Fútbol, pasión y UD Las Palmas

Sandoval: Escribano, ¿qué es Racing para usted?

Escribano: Bueno, una pasión, querido.

Sandoval: ¿Aunque hace nueve años que no sale campeón?

Escribano: Una pasión es una pasión.

Sandoval: ¿Te das cuenta Benjamín? El tipo puede cambiar de todo: de cara, de casa, de familia, de novia, de religión, de Dios... pero hay una cosa que no puede cambiar, Benjamín... no puede cambiar... de pasión.

El diálogo anterior pertenece a una escena de El secreto de sus ojos (Juan José Campanella, 2009). La conversación en un peculiar bar de Buenos Aires, además de ofrecer un giro trascendental al argumento de la película, define con excelencia una elección: la que hace una persona cuando escoge un club de fútbol y se convierte en fiel aficionado de un sentimiento, de una pasión.

Recuerdo esa charla trascendental y esa secuencia cada vez que acudo al Estadio de Gran Canaria y compruebo, en cada partido en Siete Palmas, como los seguidores de la Unión Deportiva Las Palmas peregrinan, con una convicción que supera el ámbito de la razón, a una especie de templo muy particular en el que no acaban de encajar (tras el desalojo forzoso del Insular) y en el que ?últimamente? el número de satisfacciones se queda en una cantidad miserable.

Da igual el dolor que haya producido la derrota más desoladora o la decepción más cruel. Da igual ejecutar o no el deseo de deserción por cada disgusto. Da igual cada descenso de categoría. Incluso da igual cada deshonra ejecutada en los despachos que mancilla un pasado mejor. Y, en el fondo, da igual lo que pase. El aficionado de la UD Las Palmas reitera, persevera e insiste. Sea feliz o se encabrone con el resultado, siempre, de reojo o con disimulo, permanece atento, como protector de un símbolo, a lo que hace el equipo aquí o allá.

Sentimiento latente

Esa sensación de emblema común, de orgullo colectivo, ni se apaga ni se debilita. Algunos la podrán esconder, pero seguirá latente en su imaginario. Y, cuando menos se lo esperan, brotará. Ese afecto siempre vuelve. Basta con dos buenas victorias para que esa pasión aflore y explote como la primavera. La veo en Quique Curbelo, un fotógrafo excepcional, que acude al Estadio de Gran Canaria porque, a pesar de todo, ha heredado este sentimiento como casi todos: por la sangre, por los genes. La compruebo en Miguel Castro, estupendo arquitecto, que todos los años reserva su asiento en la Grada Sur porque ni se le ocurre seguir a otro club: ni a Barça ni a Madrid. Y la siento en Nico, buen amigo del barrio, que no pierde la fe porque un día tuvo un flechazo: vio jugar a Brindisi con la camiseta amarilla.

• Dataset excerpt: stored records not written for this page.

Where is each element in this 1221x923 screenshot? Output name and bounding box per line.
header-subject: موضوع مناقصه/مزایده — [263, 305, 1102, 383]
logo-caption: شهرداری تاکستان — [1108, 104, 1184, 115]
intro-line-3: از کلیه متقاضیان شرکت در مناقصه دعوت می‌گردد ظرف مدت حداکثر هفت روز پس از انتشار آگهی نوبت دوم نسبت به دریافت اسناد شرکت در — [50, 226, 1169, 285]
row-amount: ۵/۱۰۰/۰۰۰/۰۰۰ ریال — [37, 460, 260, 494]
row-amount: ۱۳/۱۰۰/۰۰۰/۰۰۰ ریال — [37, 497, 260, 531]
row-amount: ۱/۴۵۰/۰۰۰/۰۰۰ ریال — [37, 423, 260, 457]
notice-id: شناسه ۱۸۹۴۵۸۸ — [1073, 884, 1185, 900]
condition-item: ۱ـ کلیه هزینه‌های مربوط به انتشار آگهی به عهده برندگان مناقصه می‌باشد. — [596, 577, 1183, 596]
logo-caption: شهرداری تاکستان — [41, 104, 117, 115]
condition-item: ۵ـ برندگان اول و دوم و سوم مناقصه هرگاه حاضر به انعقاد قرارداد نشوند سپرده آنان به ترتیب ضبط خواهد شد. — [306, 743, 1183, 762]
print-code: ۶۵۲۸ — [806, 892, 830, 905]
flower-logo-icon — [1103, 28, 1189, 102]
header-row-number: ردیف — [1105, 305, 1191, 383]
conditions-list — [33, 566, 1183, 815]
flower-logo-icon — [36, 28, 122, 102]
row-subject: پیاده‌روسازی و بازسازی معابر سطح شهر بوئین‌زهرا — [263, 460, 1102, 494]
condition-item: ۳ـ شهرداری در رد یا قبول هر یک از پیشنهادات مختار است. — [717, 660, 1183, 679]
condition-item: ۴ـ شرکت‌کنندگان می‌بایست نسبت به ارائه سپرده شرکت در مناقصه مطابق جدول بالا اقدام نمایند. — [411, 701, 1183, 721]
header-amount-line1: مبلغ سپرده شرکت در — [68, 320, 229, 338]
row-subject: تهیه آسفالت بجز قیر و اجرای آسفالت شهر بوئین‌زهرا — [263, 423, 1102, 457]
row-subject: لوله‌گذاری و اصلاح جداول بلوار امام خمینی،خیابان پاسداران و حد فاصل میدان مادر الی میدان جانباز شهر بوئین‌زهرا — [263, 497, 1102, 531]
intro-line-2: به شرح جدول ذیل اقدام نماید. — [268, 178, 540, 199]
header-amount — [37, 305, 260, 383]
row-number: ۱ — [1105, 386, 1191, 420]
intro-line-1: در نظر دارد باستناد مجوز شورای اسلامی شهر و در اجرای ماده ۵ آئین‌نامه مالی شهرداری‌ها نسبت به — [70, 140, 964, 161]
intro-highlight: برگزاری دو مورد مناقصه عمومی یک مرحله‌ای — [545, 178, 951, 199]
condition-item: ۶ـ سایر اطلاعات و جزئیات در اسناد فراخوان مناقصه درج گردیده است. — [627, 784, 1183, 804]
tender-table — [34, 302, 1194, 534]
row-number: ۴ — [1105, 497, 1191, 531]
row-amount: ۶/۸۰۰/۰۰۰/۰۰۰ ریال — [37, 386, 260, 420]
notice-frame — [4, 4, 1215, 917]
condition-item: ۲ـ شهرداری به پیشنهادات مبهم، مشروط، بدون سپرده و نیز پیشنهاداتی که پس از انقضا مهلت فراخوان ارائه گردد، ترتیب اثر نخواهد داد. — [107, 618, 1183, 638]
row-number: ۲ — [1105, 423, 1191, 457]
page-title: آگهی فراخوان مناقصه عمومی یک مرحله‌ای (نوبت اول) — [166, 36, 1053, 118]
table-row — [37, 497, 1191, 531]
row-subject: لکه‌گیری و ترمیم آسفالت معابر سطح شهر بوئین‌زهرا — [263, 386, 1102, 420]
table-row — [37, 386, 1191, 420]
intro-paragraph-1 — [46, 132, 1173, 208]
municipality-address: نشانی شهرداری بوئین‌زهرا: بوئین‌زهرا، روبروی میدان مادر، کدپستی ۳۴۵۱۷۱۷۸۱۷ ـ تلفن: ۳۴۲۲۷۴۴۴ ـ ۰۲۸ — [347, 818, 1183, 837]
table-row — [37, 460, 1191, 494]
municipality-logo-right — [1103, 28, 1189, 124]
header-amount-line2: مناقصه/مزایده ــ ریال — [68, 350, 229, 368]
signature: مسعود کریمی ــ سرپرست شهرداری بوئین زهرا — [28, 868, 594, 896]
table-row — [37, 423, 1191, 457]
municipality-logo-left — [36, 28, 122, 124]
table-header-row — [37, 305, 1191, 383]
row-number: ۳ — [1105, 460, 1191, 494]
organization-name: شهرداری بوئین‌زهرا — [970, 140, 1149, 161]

Y es que de la UD Las Palmas, tras años de mierda (desde su politización en 1992 hasta el proceso concursal actual, pasando por su envío impune a la quiebra), sólo queda bueno los sentimientos que genera. Es, dentro del discurso más incoherente e irracional, la explicación que más argumentos lógicos aporta para mantener en pie este sueño: se sostiene por el entusiasmo, por el deseo, por el cariño, por la vehemencia, por el arrebato y por el amor de su afición.

Porque la UD Las Palmas es eso, simplemente eso, nada menos que eso, es un viaje del corazón, es una pasión. Y, aunque no figure tanto en los bancos como el dinero, la pasión es un potente impulso para empezar a exigir un cambio de rumbo (más allá de las personas). Porque ya está bien de aguantar equipos que jueguen tan mal al fútbol, futbolistas de medio pelo, entrenadores mediocres, proyectos poco serios, tan poca ambición, tanta miseria y tanta mediocridad. La Unión Deportiva se merece más y mejor.